Let's Talk: ZAT

 

What Is ZAT?

The Full Code Can Be Found Here: https://github.com/SuperCowPowers/zat/blob/master/examples/anomaly_detection.py Full credit to SuperCowPowers and the team there. They’re a very cool group that’s flying under the radar of many.

I’m gonna showcase some excerpts of their code for those who are unfamiliar and would like to know what exactly they’re getting into. I’m not going to be able to do a full code analysis in this blog post but if requested, I can make another post with a breakdown. The code is already very well commented, but I’m going to add some commentary to explain certain concepts in more detail, and to showcase some very cool elements of the toolset.

First – The Imports:

from __future__ import print_function
#So this simply brings the print function from Python 3 as opposed to using the print statement in regular Python.

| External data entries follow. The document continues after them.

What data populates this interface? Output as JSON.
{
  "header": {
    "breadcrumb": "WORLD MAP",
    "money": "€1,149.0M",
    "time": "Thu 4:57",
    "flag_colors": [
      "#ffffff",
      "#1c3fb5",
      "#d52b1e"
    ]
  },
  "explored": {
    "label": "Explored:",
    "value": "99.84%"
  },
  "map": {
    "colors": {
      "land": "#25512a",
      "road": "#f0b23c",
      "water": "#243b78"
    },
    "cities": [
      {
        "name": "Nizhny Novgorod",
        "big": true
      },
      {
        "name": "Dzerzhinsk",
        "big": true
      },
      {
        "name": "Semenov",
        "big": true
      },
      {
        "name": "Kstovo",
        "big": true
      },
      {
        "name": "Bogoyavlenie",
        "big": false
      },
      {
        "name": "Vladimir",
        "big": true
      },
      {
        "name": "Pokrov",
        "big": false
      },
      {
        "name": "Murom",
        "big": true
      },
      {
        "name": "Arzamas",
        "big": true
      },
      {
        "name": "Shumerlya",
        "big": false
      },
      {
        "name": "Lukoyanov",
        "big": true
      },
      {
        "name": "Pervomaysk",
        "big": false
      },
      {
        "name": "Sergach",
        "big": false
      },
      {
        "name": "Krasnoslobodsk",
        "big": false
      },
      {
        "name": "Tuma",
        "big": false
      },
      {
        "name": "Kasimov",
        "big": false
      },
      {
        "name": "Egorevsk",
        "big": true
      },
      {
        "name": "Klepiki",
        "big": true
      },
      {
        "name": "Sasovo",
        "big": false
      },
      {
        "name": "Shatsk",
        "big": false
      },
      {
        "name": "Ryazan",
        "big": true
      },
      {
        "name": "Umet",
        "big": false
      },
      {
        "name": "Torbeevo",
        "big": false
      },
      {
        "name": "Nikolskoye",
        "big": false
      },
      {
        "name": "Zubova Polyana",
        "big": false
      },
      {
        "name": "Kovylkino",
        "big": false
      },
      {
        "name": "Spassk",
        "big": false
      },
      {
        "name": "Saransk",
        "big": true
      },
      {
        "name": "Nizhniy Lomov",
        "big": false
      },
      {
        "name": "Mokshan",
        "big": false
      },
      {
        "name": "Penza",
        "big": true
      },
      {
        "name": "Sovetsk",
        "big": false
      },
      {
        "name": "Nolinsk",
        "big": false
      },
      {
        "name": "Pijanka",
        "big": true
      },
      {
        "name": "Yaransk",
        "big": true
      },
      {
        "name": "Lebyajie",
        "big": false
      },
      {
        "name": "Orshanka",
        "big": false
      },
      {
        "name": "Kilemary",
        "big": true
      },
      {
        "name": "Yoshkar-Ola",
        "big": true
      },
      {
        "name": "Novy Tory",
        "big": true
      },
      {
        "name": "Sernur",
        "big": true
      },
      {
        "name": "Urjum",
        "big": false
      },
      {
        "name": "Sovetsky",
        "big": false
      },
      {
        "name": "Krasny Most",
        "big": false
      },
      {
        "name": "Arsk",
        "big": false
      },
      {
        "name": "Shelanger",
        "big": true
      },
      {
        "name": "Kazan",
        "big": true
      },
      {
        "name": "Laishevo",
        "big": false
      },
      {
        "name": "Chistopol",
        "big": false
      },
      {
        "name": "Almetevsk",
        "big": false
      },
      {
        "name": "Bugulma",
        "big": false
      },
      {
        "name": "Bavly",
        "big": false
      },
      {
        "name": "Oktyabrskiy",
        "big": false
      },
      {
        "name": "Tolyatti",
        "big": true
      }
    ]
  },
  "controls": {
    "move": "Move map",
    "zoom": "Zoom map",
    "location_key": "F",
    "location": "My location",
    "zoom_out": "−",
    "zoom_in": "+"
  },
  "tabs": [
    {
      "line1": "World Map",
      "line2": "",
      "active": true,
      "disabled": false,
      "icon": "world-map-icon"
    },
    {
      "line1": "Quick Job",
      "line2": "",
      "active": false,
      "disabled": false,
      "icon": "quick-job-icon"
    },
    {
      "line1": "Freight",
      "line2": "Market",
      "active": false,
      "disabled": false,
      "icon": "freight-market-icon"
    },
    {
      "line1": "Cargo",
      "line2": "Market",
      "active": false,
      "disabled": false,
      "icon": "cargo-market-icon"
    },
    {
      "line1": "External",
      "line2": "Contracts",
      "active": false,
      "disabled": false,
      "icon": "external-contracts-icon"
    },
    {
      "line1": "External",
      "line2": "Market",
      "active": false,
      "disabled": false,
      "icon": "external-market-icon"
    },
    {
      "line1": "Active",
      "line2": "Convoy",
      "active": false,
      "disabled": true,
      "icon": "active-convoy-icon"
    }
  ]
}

This allows for special printing, and changes how print is interpreted when passed parameter since it's a function.

import os
#This allows python to leverage miscellaneous operating system interfaces such as reading or writing a file.

import sys
#This allows python to use system-specific parameters and functions which can be useful in memory debugging for example, or specifying the location of an executable python can't find by itself.

import argparse
#This is Parser for command-line options, arguments and sub-commands. This is for the convenience of handling complex arguments for example command line output from Zeek logs.

import math
#imports math functions.

from collections import Counter
#This leverages the collections python module to allow for specialized container datatypes as opposed to Python’s general purpose built-in containers like a dict(dictionary), or list. It uses it to bring Counter which is a dict subclass for counting hash-able objects. Providing support for convenient and rapid tallies.

# Third Party Imports
#This is where it gets fun! time to utilize some Machine Learning platforms!

import pandas as pd
#Pandas is a software library which is used for data manipulation and analysis, especially when combined with other libraries like sklearn

from sklearn.ensemble import IsolationForest
from sklearn.cluster import KMeans
#sklearn is SciKit-Learn which is a machine learning software library. It features various classification, regression and clustering algorithms, for example IsolationForest and KMeans!

# Local imports
from zat import log_to_dataframe
from zat import dataframe_to_matrix

#These local imports are from zat itself and allows to covert the Zeek logs to Pandas Dataframes to Matrices respectively for the use of the tools like in Scikit-Learn

Inline Quickchat – Isolation Forrest:

I’m not even gonna try to act like I can simplify a machine learning algorithm but I’m going to place this link here if you’re willing to fall down a rabbit hole https://towardsdatascience.com/outlier-detection-with-isolation-forest-3d190448d45e but The Isolation Forrest Algorithm works because it isolates the values of the data it receives by randomly selecting a dimension of the data point and then randomly selecting a split value between the maximum and minimum values of the selected feature.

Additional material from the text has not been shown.